Altro flop conclamato ma con minor ingiustizia. Certo, Donato Carrisi non si smentisce e conferma il metodo fatto di valori tecnici raffinati (con elementi fincheriani) e costruzione narrativa stratificata (questa volta a tracce parallele che lentamente si incontrano), ma le ambizioni di discorso sul Male sono puerili. Inoltre, l’assenza di star esotiche (Jean Reno, Dustin Hoffman) o italiche (Toni Servillo) dei film precedenti sottrae fascino all’operazione.

SANTA LUCIA

Esordio di Marco Chiappetta, prodotto dai Teatri Uniti, Santa Lucia utilizza lo schema del nostos (molto caro a Napoli, vedi anche Nostalgia) per una meditazione dolorosa e piena di grazia sullo smarrimento delle radici. La cecità di un grandioso Renato Carpentieri spalanca il flusso dell’interiorità, che con le svolte narrative diviene sempre più teatro mentale. Qualche inciampo e alcune ridondanze iniziali non impediscono allo struggimento di imporsi in una luce metallica e mai folcloristicamente partenopea.

VORTEX

Su MUBI finalmente l’atteso split movie di Gaspar Noé, che si sta rivelando un autore sempre più significativo, sgomberando il campo dalla narrazione del Pierino sadico che lo circondava. Due personaggi-memoria del cinema, una maman al tramonto senile e un maestro degli orrori inchiodato da un cuore malato, si muovono in una casa-prigione. Ricordi e memorie sono ormai oggetti, la mente vacilla e le vanità umane se ne vanno col tempo, imprigionate dallo schermo scisso, che da impietoso si fa via via commosso.

PRISMA

Bessegato, ricco della fama di autore/adattatore (magnifico, peraltro) di SKAM, costruisce il suo universo personale su Prime Video, non lontano dal precedente.

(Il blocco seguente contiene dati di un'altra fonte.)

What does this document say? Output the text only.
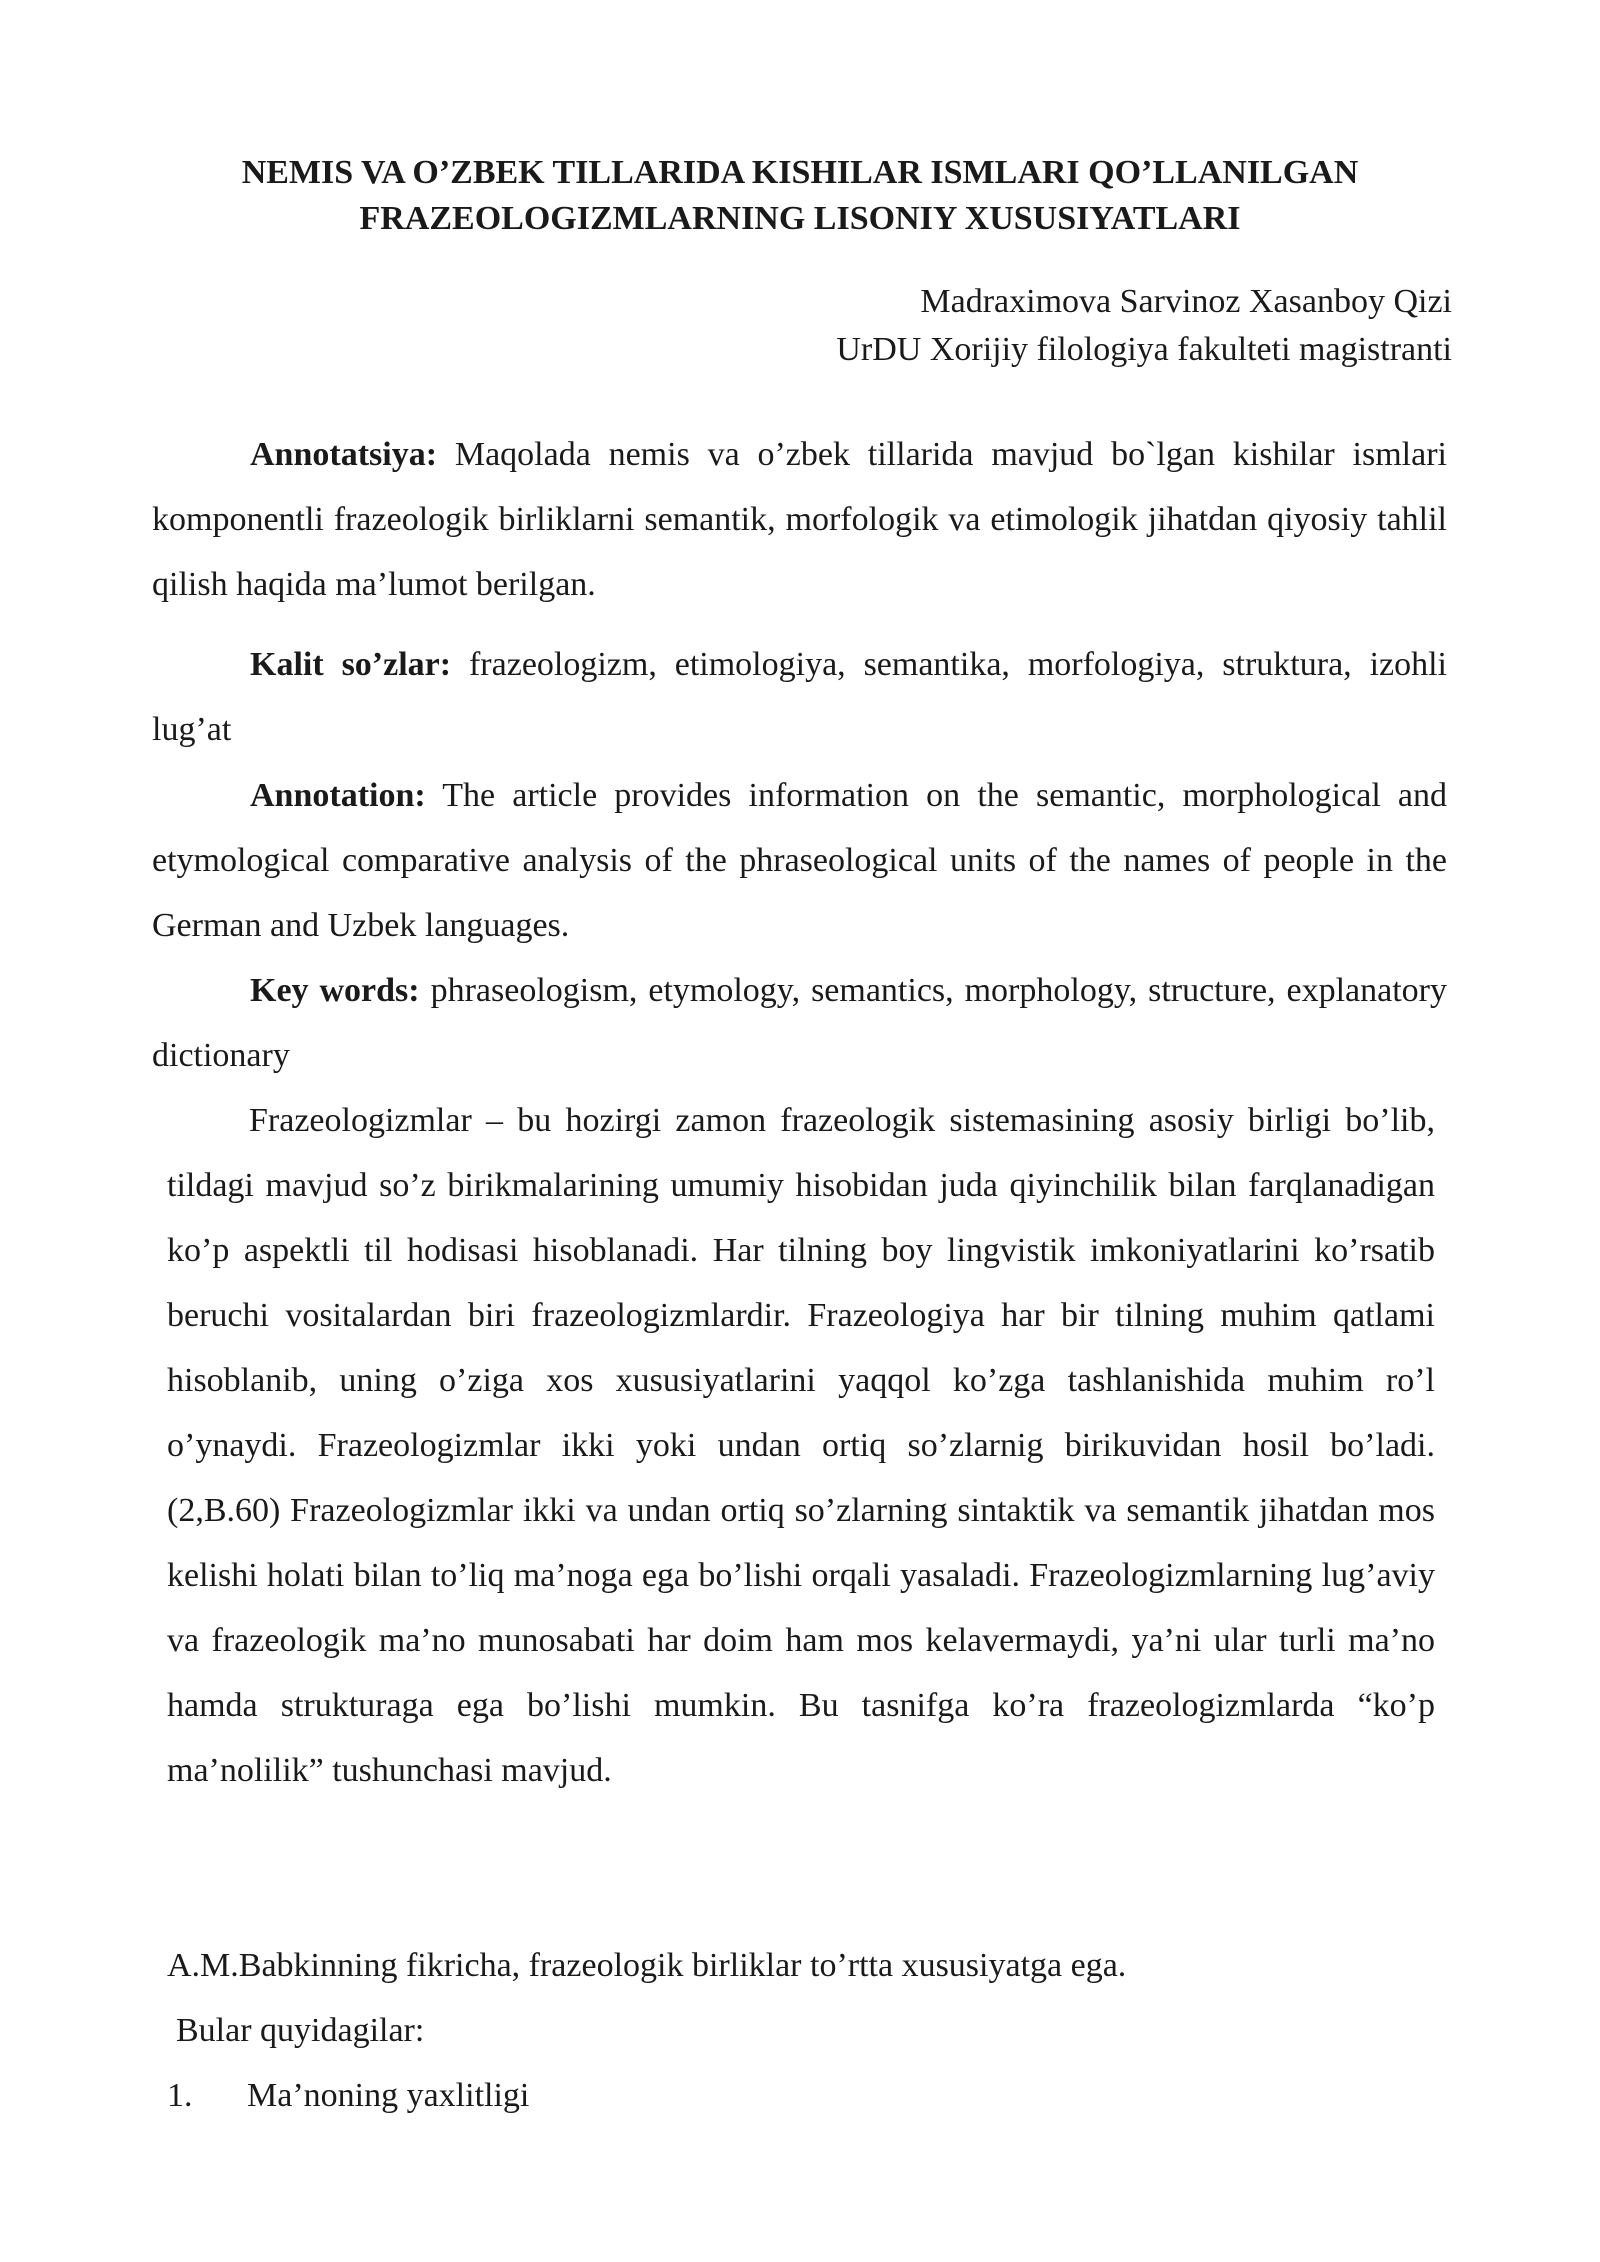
NEMIS VA O’ZBEK TILLARIDA KISHILAR ISMLARI QO’LLANILGAN
FRAZEOLOGIZMLARNING LISONIY XUSUSIYATLARI
Madraximova Sarvinoz Xasanboy Qizi
UrDU Xorijiy filologiya fakulteti magistranti

Annotatsiya: Maqolada nemis va o’zbek tillarida mavjud bo`lgan kishilar ismlari komponentli frazeologik birliklarni semantik, morfologik va etimologik jihatdan qiyosiy tahlil qilish haqida ma’lumot berilgan.

Kalit so’zlar: frazeologizm, etimologiya, semantika, morfologiya, struktura, izohli lug’at

Annotation: The article provides information on the semantic, morphological and etymological comparative analysis of the phraseological units of the names of people in the German and Uzbek languages.

Key words: phraseologism, etymology, semantics, morphology, structure, explanatory dictionary

Frazeologizmlar – bu hozirgi zamon frazeologik sistemasining asosiy birligi bo’lib, tildagi mavjud so’z birikmalarining umumiy hisobidan juda qiyinchilik bilan farqlanadigan ko’p aspektli til hodisasi hisoblanadi. Har tilning boy lingvistik imkoniyatlarini ko’rsatib beruchi vositalardan biri frazeologizmlardir. Frazeologiya har bir tilning muhim qatlami hisoblanib, uning o’ziga xos xususiyatlarini yaqqol ko’zga tashlanishida muhim ro’l o’ynaydi. Frazeologizmlar ikki yoki undan ortiq so’zlarnig birikuvidan hosil bo’ladi. (2,B.60) Frazeologizmlar ikki va undan ortiq so’zlarning sintaktik va semantik jihatdan mos kelishi holati bilan to’liq ma’noga ega bo’lishi orqali yasaladi. Frazeologizmlarning lug’aviy va frazeologik ma’no munosabati har doim ham mos kelavermaydi, ya’ni ular turli ma’no hamda strukturaga ega bo’lishi mumkin. Bu tasnifga ko’ra frazeologizmlarda “ko’p ma’nolilik” tushunchasi mavjud.

A.M.Babkinning fikricha, frazeologik birliklar to’rtta xususiyatga ega.
Bular quyidagilar:
1. Ma’noning yaxlitligi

Ma stavolta ragazzi sono una versione teen di Van Sant, mentre Latina diventa una provincia “indie” dove la trap si mescola all’esclusione sociale, ai problemi morali e alla fluidità sessuale. Ottimo il protagonista gemellare, playlist da applausi in colonna, camera work articolatissimo, scrittura sensibile e il gioco è di nuovo fatto.

CASCO D’ORO

Torna in sala, restaurato, il capolavoro di Becker. Meno conosciuto di quanto si pensa, il racconto di sfida alla legge e di amore contrastato, di anarchia metropolitana fine ‘800 e di seduzione ambigua, colpisce ancora, forse principalmente per il fulgore stilistico. I “quadri” parigini contengono tutti sentimenti che servono, e se anche vi annoiaste, il finale vale mezza storia del cinema. Per gli amanti di Serge Reggiani, poi, è una festa attoriale.

UNA DONNA SPOSATA

E un altro restauro circola in questi giorni, per ricordare Maestro Godard. Il suo film più schematico, nel senso filosofico che dava l’autore all’uno più uno (che non fa mai due) come progetto stilistico. Le 24 ore di Charlotte sono oscillazioni, monologhi, fuori campo estremi, movimenti di macchina chirurgici, rigore puro mescolato alla casualità. Era il 1964, dopo Il disprezzo e prima di alcuni esperimenti di pop decostruito, da Pierrot alla Cinese.